Senior lawyer S K Jain said, "Section 304 (II) can be invoked only in case of conclusive evidence or circumstances in hospital about acts leading to the death of a patient. If such circumstances are there and an independent medical opinion is there, then only the police can justify arrest to prevent the doctor concerned from tampering with treatment papers and other evidence."

Patna HC lawyer Vindhyachal Singh said, "There are separate sections for death caused by negligence. If it is a death caused due to negligence by a doctor, the medical committee has to prove the same and decide. Booking a doctor under Section 304 (II) is not right at all. If the committee decides that the death was caused due to negligence, then sections pertaining to the same should be put against him or her," Singh said.

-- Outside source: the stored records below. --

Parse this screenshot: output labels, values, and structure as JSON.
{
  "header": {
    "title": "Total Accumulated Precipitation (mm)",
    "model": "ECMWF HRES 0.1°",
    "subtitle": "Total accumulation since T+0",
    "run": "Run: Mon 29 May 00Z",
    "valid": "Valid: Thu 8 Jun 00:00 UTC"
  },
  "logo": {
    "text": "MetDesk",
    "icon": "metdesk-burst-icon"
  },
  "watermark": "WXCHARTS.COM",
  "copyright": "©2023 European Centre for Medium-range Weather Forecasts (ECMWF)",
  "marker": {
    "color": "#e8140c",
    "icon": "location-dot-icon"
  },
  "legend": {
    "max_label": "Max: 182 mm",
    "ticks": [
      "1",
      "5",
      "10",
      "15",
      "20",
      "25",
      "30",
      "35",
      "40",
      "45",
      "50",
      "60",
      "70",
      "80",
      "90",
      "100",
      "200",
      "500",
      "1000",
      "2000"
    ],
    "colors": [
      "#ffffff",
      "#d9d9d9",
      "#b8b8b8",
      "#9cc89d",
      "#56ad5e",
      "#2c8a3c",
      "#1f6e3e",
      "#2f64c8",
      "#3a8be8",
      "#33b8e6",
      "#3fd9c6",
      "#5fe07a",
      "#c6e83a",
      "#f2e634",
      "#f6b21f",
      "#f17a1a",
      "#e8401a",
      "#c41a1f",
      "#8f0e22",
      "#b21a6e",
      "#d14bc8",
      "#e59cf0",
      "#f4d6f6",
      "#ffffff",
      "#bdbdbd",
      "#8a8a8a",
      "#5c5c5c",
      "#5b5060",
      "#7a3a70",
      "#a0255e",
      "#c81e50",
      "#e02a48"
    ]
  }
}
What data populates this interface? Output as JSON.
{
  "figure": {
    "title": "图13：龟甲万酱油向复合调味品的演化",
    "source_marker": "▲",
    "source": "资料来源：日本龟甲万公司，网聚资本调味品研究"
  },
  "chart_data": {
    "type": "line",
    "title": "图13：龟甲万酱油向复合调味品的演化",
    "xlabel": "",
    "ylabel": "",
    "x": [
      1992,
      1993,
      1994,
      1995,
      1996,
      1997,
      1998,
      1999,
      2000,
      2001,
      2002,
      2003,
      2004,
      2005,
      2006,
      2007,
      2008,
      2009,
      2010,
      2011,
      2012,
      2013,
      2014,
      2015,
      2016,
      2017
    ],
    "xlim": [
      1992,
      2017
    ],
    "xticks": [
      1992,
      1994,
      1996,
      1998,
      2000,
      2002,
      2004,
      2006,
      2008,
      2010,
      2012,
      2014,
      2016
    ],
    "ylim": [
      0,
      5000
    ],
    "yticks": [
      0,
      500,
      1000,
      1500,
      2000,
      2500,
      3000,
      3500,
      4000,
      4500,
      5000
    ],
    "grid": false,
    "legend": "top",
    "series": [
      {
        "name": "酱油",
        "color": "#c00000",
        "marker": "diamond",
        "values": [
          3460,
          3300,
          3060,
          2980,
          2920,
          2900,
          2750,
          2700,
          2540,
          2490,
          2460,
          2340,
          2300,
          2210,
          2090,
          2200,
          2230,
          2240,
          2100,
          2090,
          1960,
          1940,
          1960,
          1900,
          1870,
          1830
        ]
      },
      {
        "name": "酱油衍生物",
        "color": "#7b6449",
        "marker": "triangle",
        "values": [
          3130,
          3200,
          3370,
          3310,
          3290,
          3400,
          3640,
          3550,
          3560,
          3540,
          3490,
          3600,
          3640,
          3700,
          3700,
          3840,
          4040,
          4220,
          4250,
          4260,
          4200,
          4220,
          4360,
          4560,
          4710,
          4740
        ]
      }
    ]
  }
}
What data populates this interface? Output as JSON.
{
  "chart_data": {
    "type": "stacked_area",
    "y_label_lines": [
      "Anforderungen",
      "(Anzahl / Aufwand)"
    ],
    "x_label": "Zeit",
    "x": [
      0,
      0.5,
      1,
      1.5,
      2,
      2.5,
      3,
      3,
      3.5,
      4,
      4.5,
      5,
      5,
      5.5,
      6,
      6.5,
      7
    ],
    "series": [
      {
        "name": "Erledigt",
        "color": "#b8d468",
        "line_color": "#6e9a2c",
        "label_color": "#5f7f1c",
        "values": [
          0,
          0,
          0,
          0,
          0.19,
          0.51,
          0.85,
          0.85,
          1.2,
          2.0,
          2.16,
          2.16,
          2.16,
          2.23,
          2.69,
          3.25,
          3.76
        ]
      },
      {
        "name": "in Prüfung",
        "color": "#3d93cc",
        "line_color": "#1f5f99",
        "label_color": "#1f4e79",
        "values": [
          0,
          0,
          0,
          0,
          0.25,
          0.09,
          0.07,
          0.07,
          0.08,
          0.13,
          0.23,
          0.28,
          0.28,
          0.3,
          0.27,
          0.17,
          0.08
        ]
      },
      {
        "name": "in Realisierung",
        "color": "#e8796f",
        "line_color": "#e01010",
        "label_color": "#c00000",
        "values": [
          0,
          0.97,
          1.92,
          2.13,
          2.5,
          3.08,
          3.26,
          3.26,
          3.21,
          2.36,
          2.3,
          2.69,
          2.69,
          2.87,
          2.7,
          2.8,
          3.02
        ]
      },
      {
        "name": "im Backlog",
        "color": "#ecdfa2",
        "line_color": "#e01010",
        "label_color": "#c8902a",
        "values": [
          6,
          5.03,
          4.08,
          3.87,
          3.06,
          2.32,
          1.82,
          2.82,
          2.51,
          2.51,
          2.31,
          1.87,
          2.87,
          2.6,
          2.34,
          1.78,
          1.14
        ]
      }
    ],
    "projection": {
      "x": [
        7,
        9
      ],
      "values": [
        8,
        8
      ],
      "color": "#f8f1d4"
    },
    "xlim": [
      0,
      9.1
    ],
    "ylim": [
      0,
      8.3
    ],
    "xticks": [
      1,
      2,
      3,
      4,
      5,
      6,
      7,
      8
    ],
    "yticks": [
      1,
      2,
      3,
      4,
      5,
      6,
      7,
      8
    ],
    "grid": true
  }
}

SC lawyer Rajeev Ranjan said, "It also depends upon the report filed by the medical committee formed to investigate the case. However, doctors have been generally booked under Section 304A in such cases," Ranjan said.


Senior HC lawyer Y B Giri said, "There are two forms of negligence — one criminal negligence and the other error of judgement. If it is error of judgement, the doctor cannot be booked under criminal charges. The SC has said that in such cases, the same needs to be corroborated with a medical expert or a committee. There are few acts of criminal negligence as a professional and a trained doctor will not have an intention to kill a patient or will act knowing that an action of his can cause a sure death."